1 of 1 people found the following review helpful.
An interesting overview
By Fred Camfield
This is a somewhat brief overview of a four century long Viking period, starting with groups that were like tribal mauraders gathering loot, and progressing through periods of colonization and eventually established national governments. It was not that far back that Sweden was a msjor power in Europe, controlling an area much larger than present day Sweden. The Danes briefly controlled England and Ireland before being driven out. Rollo established a much more enduring kingdom in Normandy. Many of us alive today are descended from various intermarriages.
The author tries to separate fact from myth, a major endeavor. Storytellers writing sagas tended to use a great deal of literary license. There are undoubtedly true facts behind stories like Beowulf, but it requires some interpretation to separate the facts from fiction. One can wonder about the legendary Sigurd, slayer of the dragon Favne. Much of what we know comes from the so-called Icelandic Sagas.

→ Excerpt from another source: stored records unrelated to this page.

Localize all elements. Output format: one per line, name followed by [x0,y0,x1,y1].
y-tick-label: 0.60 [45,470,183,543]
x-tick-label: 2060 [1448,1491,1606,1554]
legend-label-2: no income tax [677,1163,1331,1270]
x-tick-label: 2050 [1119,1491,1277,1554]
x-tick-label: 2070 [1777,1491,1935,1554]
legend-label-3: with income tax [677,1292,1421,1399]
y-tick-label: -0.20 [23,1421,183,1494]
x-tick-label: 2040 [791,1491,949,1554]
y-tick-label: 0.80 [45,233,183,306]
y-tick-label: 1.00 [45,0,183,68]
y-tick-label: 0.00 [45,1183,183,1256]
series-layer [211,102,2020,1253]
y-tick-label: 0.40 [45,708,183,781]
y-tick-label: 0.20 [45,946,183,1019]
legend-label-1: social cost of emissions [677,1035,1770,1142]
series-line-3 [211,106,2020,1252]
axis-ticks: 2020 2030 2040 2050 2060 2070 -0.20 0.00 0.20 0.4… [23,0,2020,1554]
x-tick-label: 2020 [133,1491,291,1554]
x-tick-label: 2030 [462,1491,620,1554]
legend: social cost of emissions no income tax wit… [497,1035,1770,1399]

The author does provide a good general picture of the period. Three was established trade in commodities ranging from fur and amnber to slaves (yes, original slaves were white). There was an established social order of freemen, freed slaves, and slaves. The author mentions the practice of weregild, i.e., the payment of money to the family of someone whom you killed - a practice that still exists between tribes in Afghanistan.
Overall, it is a good book to read if you have an interest in the society of the Viking period.